End of the Reading Wars by Joe Smydo, an article published in the Pittsburgh Post Gazette in 2007, neatly sums up where we are today in the so-called reading wars. He acknowledges that today the issue isn’t whether the phonics or whole language approach is better, but how to blend those philosophies to best teach reading to a child (Smydo, 2007, para 2). While he cites growing academic acceptance of the balanced approach, he also attributes federal intervention and regulation as a big reason for how reading is taught today.
The U.S. Department of Education distributes $1 Billion annually in its Reading First program to schools that use “proven methods” (i.e., phonics) to teach reading. The No Child Left Behind Act likewise mandates the use of “scientifically proven” methods. As a result, the whole language-phonics debate is necessarily “dampened” as districts have these mandates in mind when they adopt a reading program (Smydo, 2007, para 5).

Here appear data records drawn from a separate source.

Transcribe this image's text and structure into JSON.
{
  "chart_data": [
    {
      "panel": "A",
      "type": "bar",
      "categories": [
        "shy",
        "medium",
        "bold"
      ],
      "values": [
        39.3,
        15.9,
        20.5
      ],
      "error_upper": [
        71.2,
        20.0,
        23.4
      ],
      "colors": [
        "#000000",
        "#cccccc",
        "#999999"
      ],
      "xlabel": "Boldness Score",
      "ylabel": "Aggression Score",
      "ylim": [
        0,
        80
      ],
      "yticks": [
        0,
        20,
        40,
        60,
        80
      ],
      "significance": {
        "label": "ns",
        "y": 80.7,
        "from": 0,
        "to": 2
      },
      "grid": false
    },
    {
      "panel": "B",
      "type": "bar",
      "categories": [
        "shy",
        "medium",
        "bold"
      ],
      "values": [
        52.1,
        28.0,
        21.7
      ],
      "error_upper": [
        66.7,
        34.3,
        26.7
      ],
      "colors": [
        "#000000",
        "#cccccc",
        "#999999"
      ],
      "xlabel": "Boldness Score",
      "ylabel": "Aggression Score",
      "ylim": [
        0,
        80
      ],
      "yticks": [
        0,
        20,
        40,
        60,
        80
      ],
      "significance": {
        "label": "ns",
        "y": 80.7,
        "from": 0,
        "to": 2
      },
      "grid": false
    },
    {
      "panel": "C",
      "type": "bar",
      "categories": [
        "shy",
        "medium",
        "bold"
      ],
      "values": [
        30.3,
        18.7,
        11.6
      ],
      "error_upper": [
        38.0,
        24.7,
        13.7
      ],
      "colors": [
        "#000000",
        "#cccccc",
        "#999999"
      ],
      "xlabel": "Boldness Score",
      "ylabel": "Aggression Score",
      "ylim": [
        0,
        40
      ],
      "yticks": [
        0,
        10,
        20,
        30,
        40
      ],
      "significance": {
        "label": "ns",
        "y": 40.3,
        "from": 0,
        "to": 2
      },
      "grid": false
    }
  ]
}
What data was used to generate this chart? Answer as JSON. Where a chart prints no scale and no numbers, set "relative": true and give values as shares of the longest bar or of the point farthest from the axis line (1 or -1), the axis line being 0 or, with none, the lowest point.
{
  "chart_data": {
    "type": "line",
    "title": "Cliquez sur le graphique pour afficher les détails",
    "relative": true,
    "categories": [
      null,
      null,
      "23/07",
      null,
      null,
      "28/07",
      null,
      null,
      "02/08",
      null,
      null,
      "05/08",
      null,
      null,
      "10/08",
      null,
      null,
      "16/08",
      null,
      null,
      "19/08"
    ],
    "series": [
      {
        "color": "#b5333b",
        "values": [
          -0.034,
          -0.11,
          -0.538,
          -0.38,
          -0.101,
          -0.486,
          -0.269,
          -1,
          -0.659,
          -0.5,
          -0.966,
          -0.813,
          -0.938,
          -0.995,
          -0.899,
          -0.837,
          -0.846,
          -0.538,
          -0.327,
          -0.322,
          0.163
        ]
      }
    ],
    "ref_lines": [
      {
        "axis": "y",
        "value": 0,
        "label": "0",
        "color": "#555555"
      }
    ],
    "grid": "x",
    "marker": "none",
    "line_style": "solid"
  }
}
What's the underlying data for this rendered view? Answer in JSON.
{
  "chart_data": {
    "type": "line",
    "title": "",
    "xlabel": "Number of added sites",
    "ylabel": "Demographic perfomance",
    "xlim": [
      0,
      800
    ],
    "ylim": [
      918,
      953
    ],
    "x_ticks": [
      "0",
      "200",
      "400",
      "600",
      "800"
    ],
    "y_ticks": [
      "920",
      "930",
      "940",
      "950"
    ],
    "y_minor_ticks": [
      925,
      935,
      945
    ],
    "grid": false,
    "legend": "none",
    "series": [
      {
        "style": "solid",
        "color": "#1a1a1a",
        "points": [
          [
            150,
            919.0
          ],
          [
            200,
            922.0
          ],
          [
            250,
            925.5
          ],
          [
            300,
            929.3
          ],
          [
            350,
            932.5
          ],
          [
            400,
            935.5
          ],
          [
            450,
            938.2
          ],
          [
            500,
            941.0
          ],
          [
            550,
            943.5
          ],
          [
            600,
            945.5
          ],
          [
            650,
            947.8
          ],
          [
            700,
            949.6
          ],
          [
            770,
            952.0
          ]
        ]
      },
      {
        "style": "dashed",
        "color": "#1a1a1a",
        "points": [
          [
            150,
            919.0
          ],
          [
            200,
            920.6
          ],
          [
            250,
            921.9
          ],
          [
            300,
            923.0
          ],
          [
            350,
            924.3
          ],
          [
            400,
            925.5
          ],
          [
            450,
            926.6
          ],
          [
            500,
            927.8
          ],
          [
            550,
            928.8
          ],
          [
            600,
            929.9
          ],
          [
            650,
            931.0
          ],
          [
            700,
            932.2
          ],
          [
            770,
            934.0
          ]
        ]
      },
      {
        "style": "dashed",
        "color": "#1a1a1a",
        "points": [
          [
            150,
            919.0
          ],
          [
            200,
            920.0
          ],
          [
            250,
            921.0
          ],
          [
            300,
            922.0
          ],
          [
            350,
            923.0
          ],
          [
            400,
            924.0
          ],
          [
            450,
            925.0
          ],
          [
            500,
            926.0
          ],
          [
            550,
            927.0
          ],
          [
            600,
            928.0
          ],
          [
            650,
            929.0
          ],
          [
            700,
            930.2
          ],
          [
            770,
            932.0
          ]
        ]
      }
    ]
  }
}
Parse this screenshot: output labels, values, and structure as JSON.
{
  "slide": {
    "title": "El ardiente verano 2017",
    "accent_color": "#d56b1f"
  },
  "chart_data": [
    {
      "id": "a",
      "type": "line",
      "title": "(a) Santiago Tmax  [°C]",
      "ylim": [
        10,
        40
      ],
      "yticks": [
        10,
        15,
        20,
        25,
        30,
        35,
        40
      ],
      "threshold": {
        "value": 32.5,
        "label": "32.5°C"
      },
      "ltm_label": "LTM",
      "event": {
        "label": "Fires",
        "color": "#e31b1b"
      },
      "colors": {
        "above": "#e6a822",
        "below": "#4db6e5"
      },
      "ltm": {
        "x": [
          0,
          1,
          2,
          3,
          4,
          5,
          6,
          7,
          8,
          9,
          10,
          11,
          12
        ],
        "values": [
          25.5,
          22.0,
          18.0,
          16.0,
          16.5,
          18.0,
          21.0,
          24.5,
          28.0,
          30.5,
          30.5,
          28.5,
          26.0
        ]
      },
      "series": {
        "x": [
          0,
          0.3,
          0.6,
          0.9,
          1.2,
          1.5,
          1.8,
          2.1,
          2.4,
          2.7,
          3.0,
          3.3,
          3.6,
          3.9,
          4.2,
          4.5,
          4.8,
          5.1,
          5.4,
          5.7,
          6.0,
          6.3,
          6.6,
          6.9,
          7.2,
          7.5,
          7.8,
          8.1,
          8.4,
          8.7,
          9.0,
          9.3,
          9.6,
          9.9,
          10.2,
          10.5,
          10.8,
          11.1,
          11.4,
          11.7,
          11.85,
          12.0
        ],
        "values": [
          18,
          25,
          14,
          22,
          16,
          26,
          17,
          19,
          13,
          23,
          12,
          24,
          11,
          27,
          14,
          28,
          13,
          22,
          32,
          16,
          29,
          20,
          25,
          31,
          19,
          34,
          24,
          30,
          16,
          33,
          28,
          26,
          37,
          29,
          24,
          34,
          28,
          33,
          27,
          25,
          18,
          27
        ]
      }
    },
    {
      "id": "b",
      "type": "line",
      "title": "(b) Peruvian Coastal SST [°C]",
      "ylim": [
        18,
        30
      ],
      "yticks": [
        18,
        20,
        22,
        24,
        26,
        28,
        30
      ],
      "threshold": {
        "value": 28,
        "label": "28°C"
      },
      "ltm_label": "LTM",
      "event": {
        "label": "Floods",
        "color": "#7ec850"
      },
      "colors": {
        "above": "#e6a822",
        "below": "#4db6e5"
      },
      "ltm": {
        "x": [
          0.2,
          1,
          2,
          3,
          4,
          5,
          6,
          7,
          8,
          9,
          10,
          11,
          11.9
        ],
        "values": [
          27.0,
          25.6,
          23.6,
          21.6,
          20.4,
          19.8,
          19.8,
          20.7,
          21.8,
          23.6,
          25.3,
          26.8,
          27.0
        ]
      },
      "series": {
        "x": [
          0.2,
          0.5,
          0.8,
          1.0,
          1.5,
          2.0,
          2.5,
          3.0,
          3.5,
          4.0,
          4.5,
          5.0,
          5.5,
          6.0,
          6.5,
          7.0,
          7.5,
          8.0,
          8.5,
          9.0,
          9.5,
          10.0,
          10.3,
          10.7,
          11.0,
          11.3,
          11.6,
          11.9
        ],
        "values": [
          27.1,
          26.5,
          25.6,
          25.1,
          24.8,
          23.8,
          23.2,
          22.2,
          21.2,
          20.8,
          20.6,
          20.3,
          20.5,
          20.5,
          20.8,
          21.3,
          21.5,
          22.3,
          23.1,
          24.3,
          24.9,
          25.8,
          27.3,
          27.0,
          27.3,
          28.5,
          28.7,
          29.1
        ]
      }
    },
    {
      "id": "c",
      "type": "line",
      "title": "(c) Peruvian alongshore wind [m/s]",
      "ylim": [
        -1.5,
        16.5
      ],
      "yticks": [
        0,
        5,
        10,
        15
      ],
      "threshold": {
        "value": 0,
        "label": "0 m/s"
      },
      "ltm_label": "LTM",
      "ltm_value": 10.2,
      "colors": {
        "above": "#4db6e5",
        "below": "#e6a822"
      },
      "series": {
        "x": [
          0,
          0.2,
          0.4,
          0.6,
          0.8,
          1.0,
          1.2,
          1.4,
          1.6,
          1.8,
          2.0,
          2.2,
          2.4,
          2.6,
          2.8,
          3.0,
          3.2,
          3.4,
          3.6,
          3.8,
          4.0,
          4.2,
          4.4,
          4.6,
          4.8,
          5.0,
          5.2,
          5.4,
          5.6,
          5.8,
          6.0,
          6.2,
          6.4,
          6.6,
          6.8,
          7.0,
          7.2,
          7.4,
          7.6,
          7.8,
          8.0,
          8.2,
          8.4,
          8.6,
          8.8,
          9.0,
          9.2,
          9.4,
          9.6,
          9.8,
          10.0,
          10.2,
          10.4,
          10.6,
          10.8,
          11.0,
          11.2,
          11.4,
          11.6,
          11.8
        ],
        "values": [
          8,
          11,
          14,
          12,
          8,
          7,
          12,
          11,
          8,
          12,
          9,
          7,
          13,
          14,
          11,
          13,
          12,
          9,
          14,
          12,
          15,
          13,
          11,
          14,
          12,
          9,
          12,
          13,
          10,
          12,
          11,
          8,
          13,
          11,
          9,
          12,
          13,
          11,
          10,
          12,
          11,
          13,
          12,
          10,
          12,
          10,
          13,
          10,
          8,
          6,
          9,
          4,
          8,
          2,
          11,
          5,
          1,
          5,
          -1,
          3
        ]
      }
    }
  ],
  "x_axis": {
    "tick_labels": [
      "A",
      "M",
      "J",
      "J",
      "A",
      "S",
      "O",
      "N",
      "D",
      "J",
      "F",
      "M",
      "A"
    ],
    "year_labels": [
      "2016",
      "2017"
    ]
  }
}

New controversies seem to be replacing the whole language-phonics debate such as excessive testing and burdensome paperwork for educators. I believe that the history of this debate was a necessary element to understanding how and why we teach reading the way we do in today’s classrooms, but it seems that the reading wars are largely dead, “over-sized rants of academic extremists.” As Smydo quotes on educator: It’s time “to hold a big funeral service and bury this casket" (Smydo, 2007, para 32).